Cierto día noté que don Jacobo lucía una presea que me llamó la atención. Sobre su chaleco de blanco piqué, tieso y mal planchado, ostentaba pesado medallón de oro, en cuyo centro fulguraba gruesa piedra amarilla.
—¡Vaya un topacio que se trae don Jacobo hoy! —dijeron varios.
Solo yo, más inteligente en pedrería, comprendí que no se trataba de topacio, sino de un espléndido brillante.
La piedra, rara por su color y tamaño, hizo que mi curiosidad se fijase más aguda en don Jacobo. Le esperé a la salida, emparejé con él, y bajamos la calle de Alcaláplaticando. Él vivía en el barrio de Salamanca.
—Ese brillante —le dije—, ¿es brasileño? ¡Sabe usted que vale algo el directo!
—¡Ya lo creo! —respondió—. ¡Cómo que me lo ha dado una reina que se enamoró de mí!
—¿Una reina?
—Vamos al decir… reina… de salvajes.
Me eché a reír, mostrando gran alborozo e interés, para arrancar al viejo el relato de la aventura de la lejana mocedad.
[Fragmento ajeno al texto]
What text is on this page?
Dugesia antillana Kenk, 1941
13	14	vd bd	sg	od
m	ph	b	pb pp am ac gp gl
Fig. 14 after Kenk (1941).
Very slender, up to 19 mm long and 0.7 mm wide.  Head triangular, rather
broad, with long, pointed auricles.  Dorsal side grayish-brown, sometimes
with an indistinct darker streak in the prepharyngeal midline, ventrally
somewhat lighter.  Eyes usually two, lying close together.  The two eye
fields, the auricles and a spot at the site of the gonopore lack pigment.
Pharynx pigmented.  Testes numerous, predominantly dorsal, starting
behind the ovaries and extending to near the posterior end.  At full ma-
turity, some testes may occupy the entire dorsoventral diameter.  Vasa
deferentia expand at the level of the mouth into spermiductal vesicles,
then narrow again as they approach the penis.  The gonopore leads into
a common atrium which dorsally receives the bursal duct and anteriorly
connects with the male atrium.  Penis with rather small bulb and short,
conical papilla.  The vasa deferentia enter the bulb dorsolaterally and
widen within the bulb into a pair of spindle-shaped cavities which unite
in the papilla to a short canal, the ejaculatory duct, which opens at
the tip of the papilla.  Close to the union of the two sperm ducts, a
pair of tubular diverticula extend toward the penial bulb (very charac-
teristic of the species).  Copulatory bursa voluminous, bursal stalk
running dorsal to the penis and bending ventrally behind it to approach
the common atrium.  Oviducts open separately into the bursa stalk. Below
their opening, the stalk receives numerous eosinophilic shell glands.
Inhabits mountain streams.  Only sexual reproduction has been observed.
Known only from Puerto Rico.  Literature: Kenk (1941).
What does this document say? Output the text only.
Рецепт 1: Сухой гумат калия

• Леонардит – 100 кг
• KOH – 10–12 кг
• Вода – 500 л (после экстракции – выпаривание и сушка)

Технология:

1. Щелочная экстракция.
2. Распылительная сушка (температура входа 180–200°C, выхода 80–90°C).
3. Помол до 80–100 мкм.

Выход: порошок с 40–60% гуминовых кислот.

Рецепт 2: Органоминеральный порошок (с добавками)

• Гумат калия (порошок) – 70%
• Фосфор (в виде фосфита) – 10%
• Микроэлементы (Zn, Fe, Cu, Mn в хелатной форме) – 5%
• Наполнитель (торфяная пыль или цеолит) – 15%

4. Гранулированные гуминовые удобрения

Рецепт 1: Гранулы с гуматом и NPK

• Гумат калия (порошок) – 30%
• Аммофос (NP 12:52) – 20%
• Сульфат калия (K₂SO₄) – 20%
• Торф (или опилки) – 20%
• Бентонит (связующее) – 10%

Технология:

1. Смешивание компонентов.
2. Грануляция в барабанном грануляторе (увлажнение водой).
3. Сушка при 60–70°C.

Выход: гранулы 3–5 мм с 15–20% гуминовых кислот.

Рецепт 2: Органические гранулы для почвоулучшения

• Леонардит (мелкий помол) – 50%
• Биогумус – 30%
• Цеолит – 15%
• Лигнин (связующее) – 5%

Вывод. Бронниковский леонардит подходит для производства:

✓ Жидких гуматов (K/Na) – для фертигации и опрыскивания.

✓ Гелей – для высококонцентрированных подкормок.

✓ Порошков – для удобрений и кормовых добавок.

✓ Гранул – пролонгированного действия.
—No crea usted —añadió—. Más de cuatro veces he estado apique de tirar por la ventana el demontre del dije, ¡rayo!, porque tiene una virtud, o como se le quiera llamar, que…; en fin, serán aprensiones…, ¡retoño!, pero yo creo que está hechizado… Al mismo tiempo, me daría vergüenza hacer tal disparate.
—¿Por qué no lo ha vendido usted?
—¡Bah! No me falta lo necesario para mí, para darme todos mis gustos…, ya que, por desgracia, me toca morir en tierra y no en el mar. El maldito brillante me ha costado desazones, pero, al mismo tiempo (es una cosa rara; todo es raro en esta piedra), le tengo así una especie de cariño…
—¿Y cómo logró usted el amor de la reina? —pregunté, mientras consideraba la bravía y atezada fealdad del anciano, y miraba, a la luz muriente del Sol de primavera, los pelos cerdosos que emergían rígidos de las fosas de su nariz y de la oquedad de sus oídos.